Autoimmunity is looking like one of the hallmarks of the disease and we are getting to better defining the conditions. Some of the neurologic effects seems to be related to immune responses. Questions remain as to why steroids and some other interventions seem to work? Unsure. There’s a lot of clinical data but it’s not controlled data so we need to be careful on how the information is interpreted. Things that we thought were useful sometimes turn out not to be.

Oral health issues remain something to be aware of. There’s a significant decline in treatment and routine care.

Remdesivir indications have been increased to include anyone hospitalized with COVID. Initially it was for those with sever COVID with a certain oxygen saturation  level or headed toward repository decline. Now indications have increased. There is a caveat. Those are US guidelines but WHO is looking at multi-national data that doesn’t show much benefit from Remdesivir.

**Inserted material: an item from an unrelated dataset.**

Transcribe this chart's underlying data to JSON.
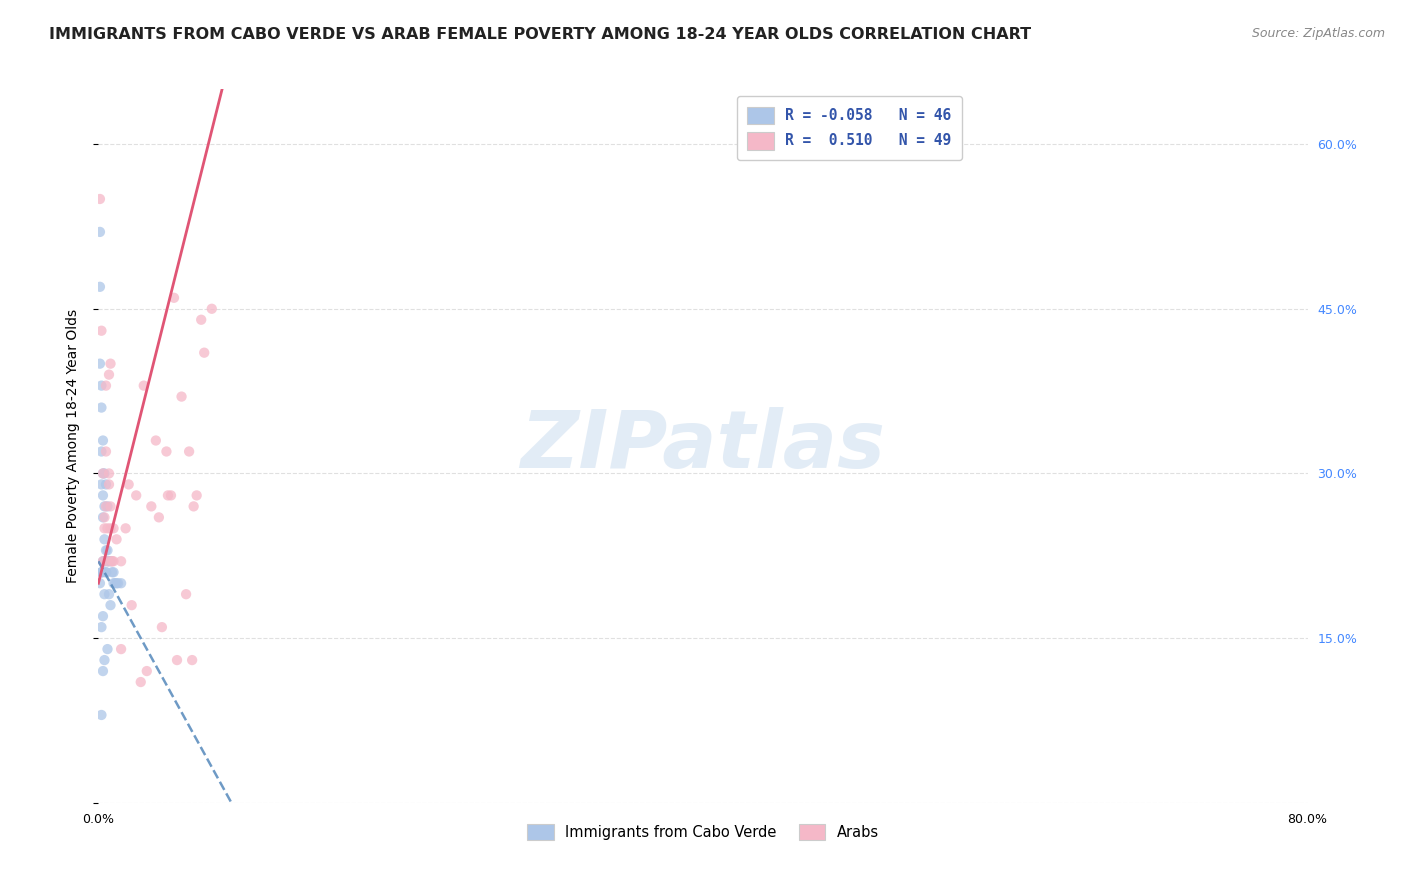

Study about convalescent plasma showed it doesn’t have significant benefit although monoclonal antibodies do appear to have benefit. Prior to hospitalization, those with chronic conditions, over 65, obese, and other risk factors showed a clearly decreased viral load and decreased hospitalization.

Updates on antibody testing: There are a couple of companies (Seamans and Roche) seems to have higher sensitivity and specificity but the immune correlative for protection and/or immunity. Clearly it has something to do with anti-spike antibodies. It’s useful for some but difficulty to interpret.

PCR remains the best test overall but we are moving back into the area of reagents shortage and PCR availability. Some areas of Maine of moving back to prioritization for PCR. One pitfall is when large population screening is done with PCR it potentially prevents the flexibility of investigating outbreaks.

CMS is covering monoclonal antibody treatments for Medicare recipients without cost, however, there is concern because there are very few available and they will be needed for very specific populations. How well does it work? Just another tool but not a major breakthrough and is useful in certain situations

England study on infection fatality rate: 1.15 percent looking at compilation of approximately 175 various studies but we nee more studies of subpopulations

Neuropilin-1 (NRP1) is another molecular target now identified along with Ace2

No confirmed case yet for influenza in Maine. It’s still early. It’s typically seen later in November.

Vitamin D studies have been for and against. In most studies it doesn’t make much difference in most studies, however it’s not from controlled data.